Treating Heartworm Disease in Dogs
Call him twice lucky. Sam, a 7-year-old yellow Labrador retriever mix, was separated from his owners during Hurricane Katrina’s rampage. With help from the American Red Cross, Evelyn Busby and Bubba Fink retrieved Sam more than 3 weeks later. Sam had lost 10 pounds and suffered a paw wound during his traumatic experience, so a visit to the veterinarian soon followed the happy reunion.
The wound was easily treated, but a diagnosis of heartworm disease meant a new challenge for Sam. Despite losing their home, Busby and Fink ensured that Sam completed his treatment. “Sam is just like a member of our family,” Busby says.
THE KEY TO RECOVERY
Love may have more to do with Sam’s recovery than luck. The key to treating heartworm disease—a potentially fatal condition caused by parasitic worms in the heart—is owners who actively involve themselves in their dog’s recuperation. Indeed, an owner’s dedication to following the veterinarian’s directions on home care and return office visits increases the chance of a favorable outcome. “Heartworm treatment is a commitment over several months, but the results are well worth the effort for the dog and the person who loves him,” says Dr. Lynn Buzhardt, co-owner of The Animal Center in Zachary, Louisiana, and a board member of the American Heartworm Society (AHS).
FORGET THE WHAT-IFS
Although it is not uncommon for pet owners to be upset that their dog was infected with a preventable disease, guilt should not be part of the healing process. “I usually tell clients that having a heartworm-positive dog does not make you a bad pet owner—it just makes you a busy human being,” Dr. Buzhardt says.
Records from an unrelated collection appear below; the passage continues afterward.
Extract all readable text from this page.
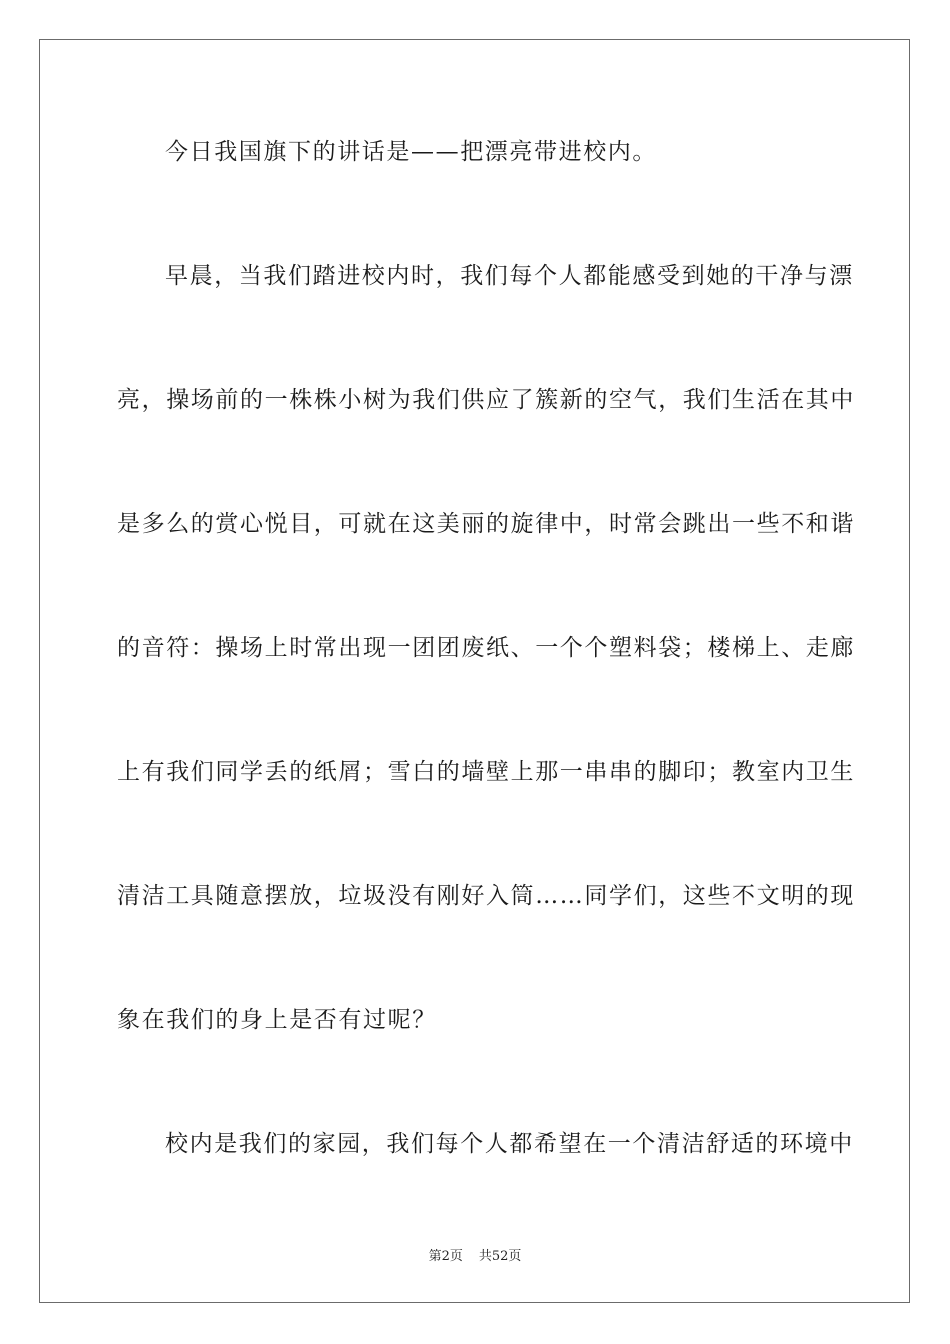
今日我国旗下的讲话是——把漂亮带进校内。
早晨，当我们踏进校内时，我们每个人都能感受到她的干净与漂
亮，操场前的一株株小树为我们供应了簇新的空气，我们生活在其中
是多么的赏心悦目，可就在这美丽的旋律中，时常会跳出一些不和谐
的音符：操场上时常出现一团团废纸、一个个塑料袋；楼梯上、走廊
上有我们同学丢的纸屑；雪白的墙壁上那一串串的脚印；教室内卫生
清洁工具随意摆放，垃圾没有刚好入筒……同学们，这些不文明的现
象在我们的身上是否有过呢？
校内是我们的家园，我们每个人都希望在一个清洁舒适的环境中
第2页 共52页
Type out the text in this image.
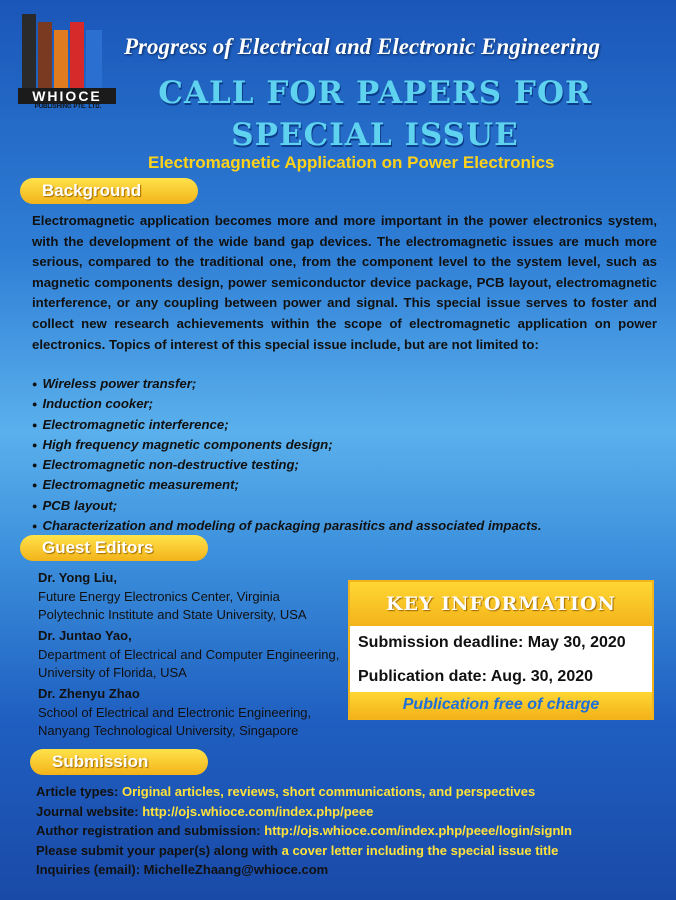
WHIOCE
PUBLISHING PTE. LTD.
Progress of Electrical and Electronic Engineering
CALL FOR PAPERS FOR
SPECIAL ISSUE
Electromagnetic Application on Power Electronics
Background
Electromagnetic application becomes more and more important in the power electronics system, with the development of the wide band gap devices. The electromagnetic issues are much more serious, compared to the traditional one, from the component level to the system level, such as magnetic components design, power semiconductor device package, PCB layout, electromagnetic interference, or any coupling between power and signal. This special issue serves to foster and collect new research achievements within the scope of electromagnetic application on power electronics. Topics of interest of this special issue include, but are not limited to:
● Wireless power transfer;
● Induction cooker;
● Electromagnetic interference;
● High frequency magnetic components design;
● Electromagnetic non-destructive testing;
● Electromagnetic measurement;
● PCB layout;
● Characterization and modeling of packaging parasitics and associated impacts.
Guest Editors
Dr. Yong Liu,
Future Energy Electronics Center, Virginia Polytechnic Institute and State University, USA
Dr. Juntao Yao,
Department of Electrical and Computer Engineering, University of Florida, USA
Dr. Zhenyu Zhao
School of Electrical and Electronic Engineering, Nanyang Technological University, Singapore
KEY INFORMATION
Submission deadline: May 30, 2020
Publication date: Aug. 30, 2020
Publication free of charge
Submission
Article types: Original articles, reviews, short communications, and perspectives
Journal website: http://ojs.whioce.com/index.php/peee
Author registration and submission: http://ojs.whioce.com/index.php/peee/login/signIn
Please submit your paper(s) along with a cover letter including the special issue title
Inquiries (email): MichelleZhaang@whioce.com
Your dog should be screened before treatment to ensure the best treatment protocol. According to the AHS, a diagnosis of canine heartworm disease depends on the following: an accurate patient history, the recognition of clinical signs, and the use of several diagnostic procedures that may include an antigen blood test, x-rays, ultrasounds of the heart, detection and differentiation of microfilariae (the prelarval stage of heartworms), and clinical laboratory tests.
About 95% of canine heartworm disease cases can be successfully treated.
Treatment research is ongoing. “Current treatments are highly effective, but we can always learn more,” says Dr. Tom Nelson, AHS president, owner of Beaumont Veterinary Associates in Beaumont, Texas, and a partner of Animal Medical Centers in Alabama. “We know more about heartworms today than we did 5 years ago, and we will know even more in another 5 years.”
While a diagnosis of heartworm disease can seem frightening and more than a little daunting, the good news is that today, about 95% of canine heartworm disease cases can be successfully treated with an adulticide, a medication designed to kill adult heartworms.
After the adulticide portion of heartworm treatment is completed, an oral medication is used to eliminate immature heartworms and prevent further infection.
Recovery generally takes at least 2 months. During this time, you will need to limit your dog’s activity to gentle leash walking, monitor his eating and drinking, watch for signs of respiratory distress (breathing hard), and keep in touch with your veterinarian. Dr. Nelson explains, “Exercise can cause the dead and dying worms to ‘shower’ the small vessels in the lungs with fragments that block blood vessels.” Dr. Buzhardt says, “Keeping a dog with heartworms quiet and still is extremely important because the lung damage that otherwise occurs cannot be reversed.”
DOLLARS AND SENSE
“The expense of treating heartworm disease is related to the dog’s size and the disease’s severity,” Dr. Nelson says. “For example, larger dogs use more drugs, which raises the cost.”
Heartworm treatment is not cheap, thanks to the diagnostic tests, medication, and clinical care involved, but it is a small price to pay for the extended health of a cherished pet.